The term “Nostalgia” originated as a medical diagnosis before the turn of the Nineteenth Century. One estimate attributed twenty percent of the French army's casualties during years at the end of the Eighteenth Century to nostalgia. These soldiers were taken far from the only places that they knew, from the small domain they traveled in, and marched to distant lands. They were disconnected completely and suffered a great deal of stress from that, as well as, the stresses of military service. A twenty percent casualty figure is an enormous loss. A disease is an epidemic before it effects ten percent.

We could attribute this to a quirk of the past, except we live inundated by nostalgia, governed by nostalgia, suffering from nostalgia. In our modern world most of us have the opposite problem of Eighteenth Century French soldiers, we don't suffer from being disconnected from a particular place, and community, we suffer from never being connected in that way to begin with. Our disconnect cannot be solved by a simply moving from our current place to a prior one. We can't go home again to the way it was, and be the way we were.

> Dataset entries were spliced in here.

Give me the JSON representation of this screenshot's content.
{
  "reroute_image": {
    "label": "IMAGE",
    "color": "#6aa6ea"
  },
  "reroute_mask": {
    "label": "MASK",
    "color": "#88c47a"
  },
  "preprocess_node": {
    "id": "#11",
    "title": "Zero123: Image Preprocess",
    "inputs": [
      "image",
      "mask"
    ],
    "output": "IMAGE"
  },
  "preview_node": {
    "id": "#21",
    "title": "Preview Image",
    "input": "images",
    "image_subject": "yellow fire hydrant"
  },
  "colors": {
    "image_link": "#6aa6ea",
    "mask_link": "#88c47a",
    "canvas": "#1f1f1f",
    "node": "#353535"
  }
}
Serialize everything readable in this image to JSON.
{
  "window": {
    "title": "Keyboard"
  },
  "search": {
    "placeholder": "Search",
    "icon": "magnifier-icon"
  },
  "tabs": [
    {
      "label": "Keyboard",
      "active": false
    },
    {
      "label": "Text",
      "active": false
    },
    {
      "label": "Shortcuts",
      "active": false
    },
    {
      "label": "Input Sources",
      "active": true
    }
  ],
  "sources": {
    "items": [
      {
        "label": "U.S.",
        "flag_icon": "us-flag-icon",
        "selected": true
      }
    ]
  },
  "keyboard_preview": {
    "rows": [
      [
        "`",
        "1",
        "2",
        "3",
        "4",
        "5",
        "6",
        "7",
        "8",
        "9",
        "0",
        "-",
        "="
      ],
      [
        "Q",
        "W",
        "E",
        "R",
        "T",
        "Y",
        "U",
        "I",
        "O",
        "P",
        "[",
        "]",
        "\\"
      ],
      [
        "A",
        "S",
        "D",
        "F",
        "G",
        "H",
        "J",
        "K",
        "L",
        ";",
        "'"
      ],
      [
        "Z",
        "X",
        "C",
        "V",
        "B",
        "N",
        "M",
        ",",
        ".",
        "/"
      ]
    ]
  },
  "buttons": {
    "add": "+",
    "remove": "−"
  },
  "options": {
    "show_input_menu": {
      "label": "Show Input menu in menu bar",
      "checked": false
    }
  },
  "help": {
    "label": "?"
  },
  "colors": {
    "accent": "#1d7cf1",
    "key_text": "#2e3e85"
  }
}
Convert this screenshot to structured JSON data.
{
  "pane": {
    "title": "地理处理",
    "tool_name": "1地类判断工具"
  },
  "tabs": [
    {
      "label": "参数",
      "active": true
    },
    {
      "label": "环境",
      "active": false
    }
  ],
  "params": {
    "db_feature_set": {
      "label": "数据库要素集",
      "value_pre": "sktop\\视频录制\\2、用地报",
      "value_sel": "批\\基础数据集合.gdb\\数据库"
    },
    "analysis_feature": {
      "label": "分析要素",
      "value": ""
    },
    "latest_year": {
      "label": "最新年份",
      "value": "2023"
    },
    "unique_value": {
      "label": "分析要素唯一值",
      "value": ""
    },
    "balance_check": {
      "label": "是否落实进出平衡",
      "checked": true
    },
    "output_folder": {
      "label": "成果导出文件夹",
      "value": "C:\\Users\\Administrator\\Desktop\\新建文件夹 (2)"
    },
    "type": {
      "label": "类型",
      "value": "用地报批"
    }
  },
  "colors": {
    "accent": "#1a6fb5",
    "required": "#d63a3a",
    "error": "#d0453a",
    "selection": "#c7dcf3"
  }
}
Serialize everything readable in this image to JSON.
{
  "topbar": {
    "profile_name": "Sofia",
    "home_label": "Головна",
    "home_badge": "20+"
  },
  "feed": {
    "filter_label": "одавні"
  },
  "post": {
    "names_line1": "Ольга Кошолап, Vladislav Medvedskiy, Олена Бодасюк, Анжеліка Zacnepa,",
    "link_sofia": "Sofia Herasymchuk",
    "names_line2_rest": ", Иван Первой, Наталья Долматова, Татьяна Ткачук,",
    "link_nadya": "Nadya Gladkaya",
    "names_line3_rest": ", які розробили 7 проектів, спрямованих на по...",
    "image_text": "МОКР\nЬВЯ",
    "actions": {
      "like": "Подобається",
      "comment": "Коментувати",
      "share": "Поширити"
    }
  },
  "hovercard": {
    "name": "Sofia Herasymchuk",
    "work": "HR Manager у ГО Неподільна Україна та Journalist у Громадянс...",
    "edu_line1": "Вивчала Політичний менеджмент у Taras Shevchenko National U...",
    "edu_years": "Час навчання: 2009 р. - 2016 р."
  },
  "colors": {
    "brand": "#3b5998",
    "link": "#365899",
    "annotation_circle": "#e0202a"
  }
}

Yet, people will always try. In politics there is always one party who's primary focus is on nostalgia, on promising a return to the golden age. Usually contrasted by another who seeks to go forward to the same. In myths the world over there are stories of how this is a fallen time or place, a degenerated era. That something happened to cause the disconnect from a higher/better state, causing us to find ourselves suffering from a larger nostalgia.

Even if we do not long for an aspect of the past, it can still tie us. Someone once said that forgiveness is no longer hoping for a better past. Often it is our wounds and scars that we are bound to, and they are more difficult to escape, because we identify with them, and escaping ourselves cannot be done. It is in these cases that we must heal to forgive, and then forgive to heal.

The past can also tie us with regrets, both of what has been, and also of what could have been. These can be tougher bonds even than wounds. Every significant choice is a limiting. It means that forevermore only one of the choices will be. Often it is the wrong choice, and it is hard to see that often they are all wrong choices to varying degrees. The world is a constant procrustean bed, only rarely do a few in power make themselves the measure for the world for a time, almost always the world measures us—limits us.

I read “choose your own adventure” books as a kid. You had to choose, but you could always go back and see what 'happened' when you chose another way. Video games have a similar non-linear element, you can go back and explore a different outcome: to fix a mistake, or just to see what happens differently. Fortunately, we cannot do that in life, for who would ever move forward? There would be no life as such, just endless testing of possible permutations. The path of life is direct, it is one of limitations not 'endless possibilities.' Limitations come with sorrow, for they come with loss. The potential is lost, if nothing else, and often there is much else.

The necessity of limitations doesn't eliminate sorrow. They are aspects of one another. There will always be sorrow, but it must not overwhelm us. To overcome it, we must accept it, we must grieve for what is lost. Nostalgia is a failure to grieve, a failure to accept the loss and the sorrow, a seeking to return to a time before the loss, before the limitation was imposed. And so it is an illness, one that can make us ill long after all the other effects of the limitation have faded into memory.

We can try to hold onto the past, but in doing so it is we who are held. Not able to accept the loss and grieve, and unable to journey to the past: one becomes paralyzed with nostalgia. Accepting that loss is the more painful way at first, just as healing and forgiveness are. No longer hoping for a better past, or a future past, means feeling the sorrow that is a part of life—but it also means overcoming it to be able to live that life.

As Gnostics, we seek a return to what is called the 'fullness,' or the kingdom of Light, or our true home. Yet what we seek is not a return to the past state of wholeness, but a return that is something new—a transformation beyond understanding. We have a sense of loss simply being in the cosmos, this can become nostalgic and we can seek to return to a primordial state, or it can be simply the realization, the Gnosis, of our true selves—that we are on a path of transformation, of liberation, that will take us to the only state where sorrow truly ends.